Assim, faço uma relevante provocação: você acha mesmo que chegamos a esse ambiente absoluto de desprezo pela política à toa? Achava que o distanciamento e o ódio não levariam a isso? Obviamente há quem ganhe. O presidente da República diz abominar política nas escolas. Pudera, parte dessa ojeriza do povo o levou ao Planalto como solução mítica. Bastaram oito meses e sua popularidade já desce a ladeira em velocidade intensa. Obviamente também tem gente que sonha que esse tipo de conteúdo político é dever exclusivo da família disseminar. Que família? A mesma que passou por essas escolas e reforça a ideia do senso comum de ódio e distanciamento? Os sujeitos que pregam o protagonismo doméstico na realidade do conhecimento político só podem estar delirando. Pois bem, aqui posso assegurar: o resultado do índice construído aqui foi cruzado com a estrutura familiar. Os jovens que têm pai, mãe e irmãos em casa, no que se convencionou chamar de “a tradicional família brasileira”, não têm absolutamente NADA de mais democrático ou profundo que os estudantes que vivem sob outras configurações domésticas. O desenho da família não parece pesar em nada no apego do estudante pela democracia. O resultado é óbvio demais para qualquer estudioso, mas serve de alerta para quem sonha que conhece alguma coisa de política, democracia e sociedade.


Por fim, quero trazer aqui como resultado dessa análise preliminar dos dados que encontrei nesse final de semana algo sobre o Legislativo.
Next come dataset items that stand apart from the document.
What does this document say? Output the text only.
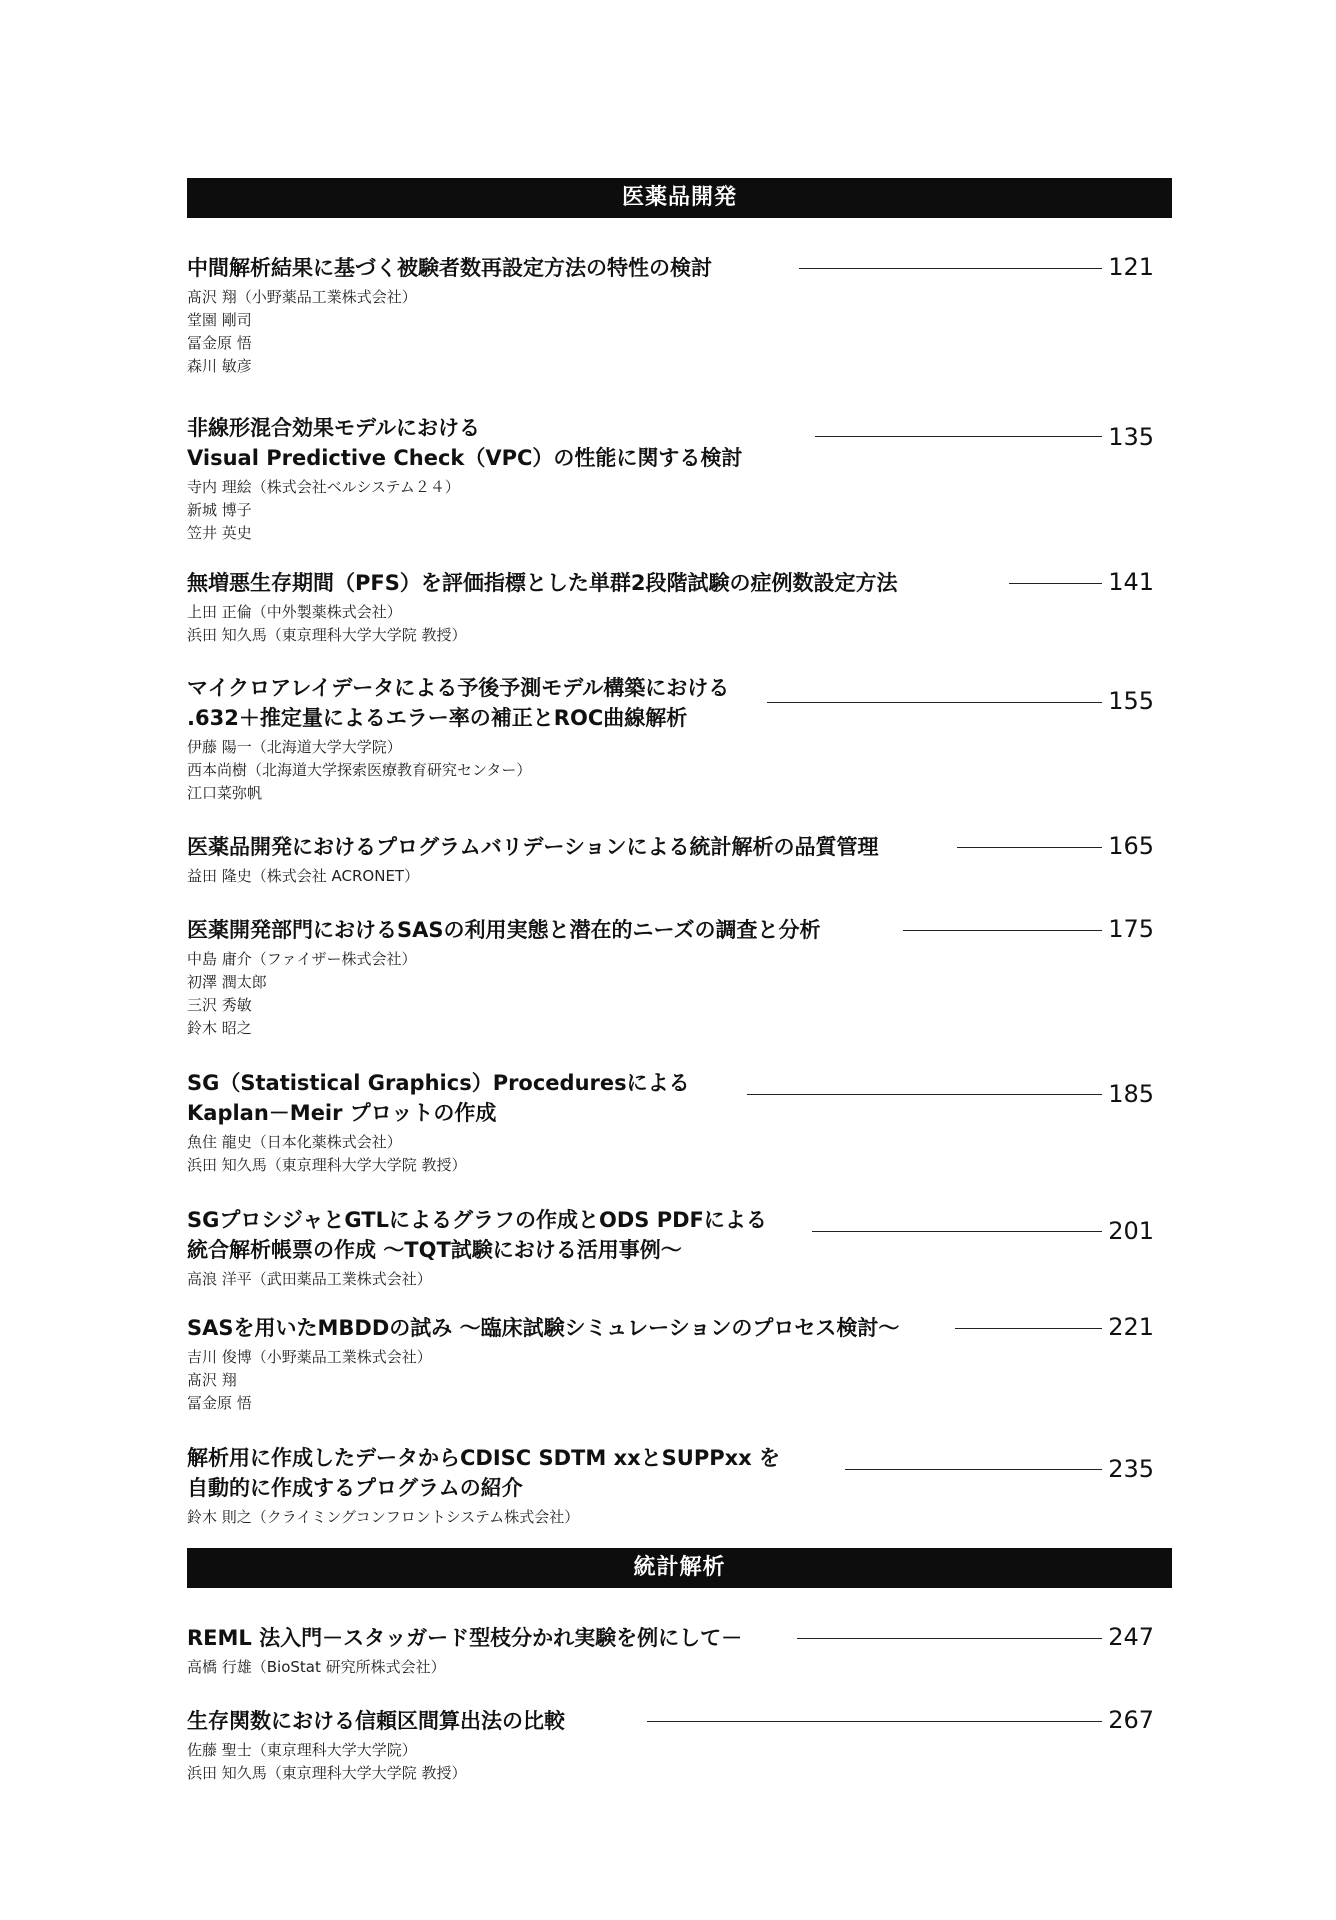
医薬品開発
中間解析結果に基づく被験者数再設定方法の特性の検討	121
髙沢 翔（小野薬品工業株式会社）
堂園 剛司
冨金原 悟
森川 敏彦
非線形混合効果モデルにおける
Visual Predictive Check（VPC）の性能に関する検討
135
寺内 理絵（株式会社ベルシステム２４）
新城 博子
笠井 英史
無増悪生存期間（PFS）を評価指標とした単群2段階試験の症例数設定方法	141
上田 正倫（中外製薬株式会社）
浜田 知久馬（東京理科大学大学院 教授）
マイクロアレイデータによる予後予測モデル構築における
.632＋推定量によるエラー率の補正とROC曲線解析
155
伊藤 陽一（北海道大学大学院）
西本尚樹（北海道大学探索医療教育研究センター）
江口菜弥帆
医薬品開発におけるプログラムバリデーションによる統計解析の品質管理	165
益田 隆史（株式会社 ACRONET）
医薬開発部門におけるSASの利用実態と潜在的ニーズの調査と分析	175
中島 庸介（ファイザー株式会社）
初澤 潤太郎
三沢 秀敏
鈴木 昭之
SG（Statistical Graphics）Proceduresによる
Kaplan－Meir プロットの作成
185
魚住 龍史（日本化薬株式会社）
浜田 知久馬（東京理科大学大学院 教授）
SGプロシジャとGTLによるグラフの作成とODS PDFによる
統合解析帳票の作成 ～TQT試験における活用事例～
201
高浪 洋平（武田薬品工業株式会社）
SASを用いたMBDDの試み ～臨床試験シミュレーションのプロセス検討～	221
吉川 俊博（小野薬品工業株式会社）
髙沢 翔
冨金原 悟
解析用に作成したデータからCDISC SDTM xxとSUPPxx を
自動的に作成するプログラムの紹介
235
鈴木 則之（クライミングコンフロントシステム株式会社）
統計解析
REML 法入門－スタッガード型枝分かれ実験を例にして－	247
高橋 行雄（BioStat 研究所株式会社）
生存関数における信頼区間算出法の比較	267
佐藤 聖士（東京理科大学大学院）
浜田 知久馬（東京理科大学大学院 教授）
Os jovens participantes da pesquisa eram perguntados sobre as funções do Poder Legislativo local, ou Câmara Municipal, onde nos servem os vereadores. Duas das funções pré-determinadas nos questionários estavam associadas a fazer leis e fiscalizar as contas da Prefeitura. Quando analiso os blocos nos quais dividi os alunos para tratar das pontuações, um resultado é bem interessante. No grupo que teve de 0 a 2 pontos no índice a média de estudantes que afirma ser função da Câmara fazer leis fica em 42%, enquanto no grupo de pontos que variam de 3 a 7 essa média sobe para 66%. No último bloco, de pontuação elevada, o resultado é ainda melhor: 84%. Quando o assunto é fiscalizar, os piores pontuados atingem 29% de percepção sobre esse papel do Legislativo Municipal, os intermediários vão a 50% e aqueles que consideramos mais democratizados superam 60 pontos.


Podemos tornar isso mais rigoroso: encontremos os jovens que responderam exatamente que uma Câmara faz leis e fiscaliza o Executivo, deixando de lado todos os outros posicionamentos do formulário. Ou seja: quero olhar para os 175 estudantes, ou lamentáveis 9,4% do universo, que disseram que essas duas são as únicas funções do parlamento municipal diante de uma lista dada de alternativas. Entre os piores pontuados a média de acerto é de 7,1%, no bloco intermediário isso sobe a 14,1%, enquanto nos estudantes do bloco mais próximo à política vamos a 20,6%. Longe de ser o ideal, mas perto de sugerir que quanto mais perto da política estamos, maiores as chances de compreendermos melhor sua existência e minimamente a função de relevantes instituições em nossa sociedade.


Fique com esse aperitivo de uma pesquisa extremamente relevante. E tenha em mente: seria muito dizer que quanto mais politizado o indivíduo, maiores as chances desse sujeito ter clareza sobre a realidade? Seria muito dizer que a E-S-C-O-L-A é o local apropriado para isso?


Palavras-chave: Movimento Voto Consciente; Poder Legislativo; Poder Executivo; Jovens na política; Democracia; educação popular; formação política; Bolsonaro; Câmara Municipal de São Paulo.